Graph embedding is a transformation of nodes of a graph into a set of vectors. A good embedding should capture the graph topology, node-to-node relationship and other relevant information about the graph, its subgraphs and nodes. If these objectives are achieved, an embedding is a meaningful, understandable, compressed representations of a network that can be used for other machine learning tools such as node classification, community detection or link prediction. In this article, we do a series of extensive experiments with selected graph embedding algorithms, both on real-world networks as well as artificially generated ones. Based on those experiments, we formulate the following general conclusions. First, we confirm the main problem of node embeddings that is rather well-known to practitioners but less documented in the literature. There exist many algorithms available to choose from which use different techniques and have various parameters that may be tuned, the dimension being one of them. One needs to ensure that embeddings describe the properties of the underlying graphs well but, as our experiments confirm, it highly depends on properties of the network at hand and the given application in mind. As a result, selecting the best embedding is a challenging task and very often requires domain experts. Since investigating embeddings in a supervised manner is computationally expensive, there is a need for an unsupervised tool that is able to select a handful of promising embeddings for future (supervised) investigation. A general framework, introduced recently in the literature and easily available on GitHub repository, provides one of the very first tools for an unsupervised graph embedding comparison by assigning the ‘divergence score’ to embeddings with a goal of distinguishing good from bad ones.
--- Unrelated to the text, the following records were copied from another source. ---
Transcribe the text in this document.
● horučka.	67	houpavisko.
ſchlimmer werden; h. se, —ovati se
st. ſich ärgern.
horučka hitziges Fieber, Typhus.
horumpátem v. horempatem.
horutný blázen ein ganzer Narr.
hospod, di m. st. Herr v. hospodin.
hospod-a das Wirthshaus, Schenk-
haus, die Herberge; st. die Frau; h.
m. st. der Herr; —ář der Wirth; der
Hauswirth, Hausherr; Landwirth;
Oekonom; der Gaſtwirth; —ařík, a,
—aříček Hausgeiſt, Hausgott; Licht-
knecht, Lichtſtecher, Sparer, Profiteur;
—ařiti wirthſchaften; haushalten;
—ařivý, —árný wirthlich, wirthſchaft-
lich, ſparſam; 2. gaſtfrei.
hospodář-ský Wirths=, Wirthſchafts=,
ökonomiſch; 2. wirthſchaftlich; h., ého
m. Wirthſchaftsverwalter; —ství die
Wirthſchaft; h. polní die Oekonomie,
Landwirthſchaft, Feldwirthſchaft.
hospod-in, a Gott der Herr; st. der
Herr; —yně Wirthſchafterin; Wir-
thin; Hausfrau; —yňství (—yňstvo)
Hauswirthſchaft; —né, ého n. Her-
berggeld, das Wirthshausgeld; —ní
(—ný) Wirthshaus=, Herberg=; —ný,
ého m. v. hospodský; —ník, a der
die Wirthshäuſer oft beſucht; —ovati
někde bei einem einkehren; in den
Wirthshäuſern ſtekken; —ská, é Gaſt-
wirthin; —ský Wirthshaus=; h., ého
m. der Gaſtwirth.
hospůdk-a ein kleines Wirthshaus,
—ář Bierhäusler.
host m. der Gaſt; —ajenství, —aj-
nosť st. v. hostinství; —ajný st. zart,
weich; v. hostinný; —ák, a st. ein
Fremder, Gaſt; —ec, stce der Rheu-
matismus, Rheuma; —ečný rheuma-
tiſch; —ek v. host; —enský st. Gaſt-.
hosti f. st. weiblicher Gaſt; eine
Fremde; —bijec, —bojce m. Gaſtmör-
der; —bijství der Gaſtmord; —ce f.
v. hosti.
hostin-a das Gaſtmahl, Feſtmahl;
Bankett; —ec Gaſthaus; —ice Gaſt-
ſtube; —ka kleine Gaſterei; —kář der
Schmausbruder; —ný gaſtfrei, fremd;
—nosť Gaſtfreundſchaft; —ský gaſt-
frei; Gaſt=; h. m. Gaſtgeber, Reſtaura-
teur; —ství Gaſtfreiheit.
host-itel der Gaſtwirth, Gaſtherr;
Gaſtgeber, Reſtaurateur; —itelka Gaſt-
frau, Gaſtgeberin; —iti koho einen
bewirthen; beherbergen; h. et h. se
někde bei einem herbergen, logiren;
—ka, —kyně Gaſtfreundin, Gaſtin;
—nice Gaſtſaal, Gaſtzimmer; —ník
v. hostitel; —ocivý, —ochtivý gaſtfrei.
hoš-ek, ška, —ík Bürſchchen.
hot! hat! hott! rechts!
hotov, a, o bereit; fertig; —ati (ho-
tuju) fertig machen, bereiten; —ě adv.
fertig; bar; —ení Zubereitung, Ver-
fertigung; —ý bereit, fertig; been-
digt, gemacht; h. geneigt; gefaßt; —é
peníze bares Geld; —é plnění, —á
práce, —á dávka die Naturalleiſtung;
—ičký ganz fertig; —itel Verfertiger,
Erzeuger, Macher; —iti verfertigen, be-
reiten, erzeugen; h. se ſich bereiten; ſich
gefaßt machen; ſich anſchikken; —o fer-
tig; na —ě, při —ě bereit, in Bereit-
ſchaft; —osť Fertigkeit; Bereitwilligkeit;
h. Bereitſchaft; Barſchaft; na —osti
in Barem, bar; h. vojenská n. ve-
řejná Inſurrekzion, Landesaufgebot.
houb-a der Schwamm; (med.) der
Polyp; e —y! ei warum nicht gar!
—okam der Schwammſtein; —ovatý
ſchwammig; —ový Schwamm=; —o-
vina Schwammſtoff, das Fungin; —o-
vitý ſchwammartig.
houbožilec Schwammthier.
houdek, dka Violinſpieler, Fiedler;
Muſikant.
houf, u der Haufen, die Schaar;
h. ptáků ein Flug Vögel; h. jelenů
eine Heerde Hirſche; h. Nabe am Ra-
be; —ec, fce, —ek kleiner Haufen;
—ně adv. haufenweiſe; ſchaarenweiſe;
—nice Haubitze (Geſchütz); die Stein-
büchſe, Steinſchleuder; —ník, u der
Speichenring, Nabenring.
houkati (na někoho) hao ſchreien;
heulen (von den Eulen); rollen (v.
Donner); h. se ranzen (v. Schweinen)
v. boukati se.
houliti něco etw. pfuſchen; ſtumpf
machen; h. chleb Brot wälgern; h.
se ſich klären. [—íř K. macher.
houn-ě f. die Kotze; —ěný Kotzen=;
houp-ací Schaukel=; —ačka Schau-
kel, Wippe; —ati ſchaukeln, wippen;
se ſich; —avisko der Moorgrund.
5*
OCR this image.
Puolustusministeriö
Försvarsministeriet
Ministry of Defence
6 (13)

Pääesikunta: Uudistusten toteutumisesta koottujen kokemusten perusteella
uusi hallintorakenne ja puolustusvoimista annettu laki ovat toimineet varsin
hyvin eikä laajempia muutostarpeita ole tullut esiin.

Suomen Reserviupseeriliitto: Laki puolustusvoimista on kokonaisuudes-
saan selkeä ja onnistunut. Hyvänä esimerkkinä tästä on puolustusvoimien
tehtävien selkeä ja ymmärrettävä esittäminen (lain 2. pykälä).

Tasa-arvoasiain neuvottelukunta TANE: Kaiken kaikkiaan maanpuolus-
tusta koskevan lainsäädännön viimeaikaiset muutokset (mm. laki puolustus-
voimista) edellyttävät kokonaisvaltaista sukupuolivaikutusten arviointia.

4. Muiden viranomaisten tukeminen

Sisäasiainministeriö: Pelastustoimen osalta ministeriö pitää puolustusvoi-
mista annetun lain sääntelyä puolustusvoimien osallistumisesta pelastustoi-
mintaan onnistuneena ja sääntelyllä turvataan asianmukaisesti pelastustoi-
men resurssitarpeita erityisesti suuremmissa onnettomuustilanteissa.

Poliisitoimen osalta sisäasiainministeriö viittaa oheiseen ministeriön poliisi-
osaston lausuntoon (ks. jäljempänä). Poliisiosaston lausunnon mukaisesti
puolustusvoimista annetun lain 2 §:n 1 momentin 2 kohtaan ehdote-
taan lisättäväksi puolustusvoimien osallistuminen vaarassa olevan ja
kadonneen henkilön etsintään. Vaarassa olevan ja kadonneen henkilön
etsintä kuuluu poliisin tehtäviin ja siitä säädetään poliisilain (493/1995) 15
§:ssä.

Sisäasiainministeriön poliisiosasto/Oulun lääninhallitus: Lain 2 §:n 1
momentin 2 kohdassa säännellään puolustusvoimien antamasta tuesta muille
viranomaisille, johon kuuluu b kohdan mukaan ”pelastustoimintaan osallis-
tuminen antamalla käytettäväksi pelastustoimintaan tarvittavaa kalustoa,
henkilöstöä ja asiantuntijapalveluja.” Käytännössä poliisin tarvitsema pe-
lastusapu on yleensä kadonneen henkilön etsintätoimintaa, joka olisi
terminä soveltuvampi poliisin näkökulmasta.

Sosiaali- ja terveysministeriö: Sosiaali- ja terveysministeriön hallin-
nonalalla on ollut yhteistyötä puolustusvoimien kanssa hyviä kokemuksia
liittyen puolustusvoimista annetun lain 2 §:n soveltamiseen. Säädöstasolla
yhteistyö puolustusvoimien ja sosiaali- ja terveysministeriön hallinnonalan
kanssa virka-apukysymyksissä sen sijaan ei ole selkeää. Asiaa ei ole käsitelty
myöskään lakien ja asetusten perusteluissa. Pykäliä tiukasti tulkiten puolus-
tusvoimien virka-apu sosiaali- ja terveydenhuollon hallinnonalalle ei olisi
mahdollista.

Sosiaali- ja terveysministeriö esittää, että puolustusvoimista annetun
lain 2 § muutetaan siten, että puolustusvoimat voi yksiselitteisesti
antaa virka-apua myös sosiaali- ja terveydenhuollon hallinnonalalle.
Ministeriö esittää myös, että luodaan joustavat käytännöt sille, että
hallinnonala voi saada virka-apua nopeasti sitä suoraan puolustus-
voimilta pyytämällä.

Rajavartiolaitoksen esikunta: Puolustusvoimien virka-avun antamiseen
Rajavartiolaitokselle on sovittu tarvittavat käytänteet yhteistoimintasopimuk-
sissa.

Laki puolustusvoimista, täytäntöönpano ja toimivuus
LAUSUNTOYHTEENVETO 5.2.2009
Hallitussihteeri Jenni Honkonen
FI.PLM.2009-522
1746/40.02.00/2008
We show that the divergence score strongly correlates with the quality of embeddings by investigating three main applications of node embeddings: node classification, community detection and link prediction.

查看原文本刊更多论文

评估复杂网络的节点嵌入

图嵌入是将图的节点转换为一组向量。一个好的嵌入应该捕获图的拓扑结构、节点到节点的关系以及关于图、其子图和节点的其他相关信息。如果实现了这些目标，嵌入是一种有意义、可理解的网络压缩表示，可用于其他机器学习工具，如节点分类、社区检测或链接预测。在本文中，我们对选定的图嵌入算法进行了一系列广泛的实验，无论是在真实世界的网络上还是在人工生成的网络上。基于这些实验，我们得出以下一般结论。首先，我们证实了节点嵌入的主要问题，这对从业者来说是众所周知的，但在文献中记载较少。存在许多可供选择的算法，它们使用不同的技术，并具有可以调整的各种参数，维度就是其中之一。我们需要确保嵌入能够很好地描述底层图的属性，但正如我们的实验所证实的那样，它在很大程度上取决于手头网络的属性和所考虑的给定应用程序。因此，选择最佳嵌入是一项具有挑战性的任务，通常需要领域专家。由于以有监督的方式研究嵌入在计算上是昂贵的，因此需要一种无监督的工具，该工具能够为未来（有监督的）研究选择少数有前途的嵌入。最近在文献中引入的一个通用框架在GitHub存储库中很容易获得，它为无监督的图嵌入比较提供了最早的工具之一，通过为嵌入分配“分歧分数”来区分好坏。我们通过研究节点嵌入的三个主要应用：节点分类、社区检测和链接预测，表明分歧得分与嵌入质量密切相关。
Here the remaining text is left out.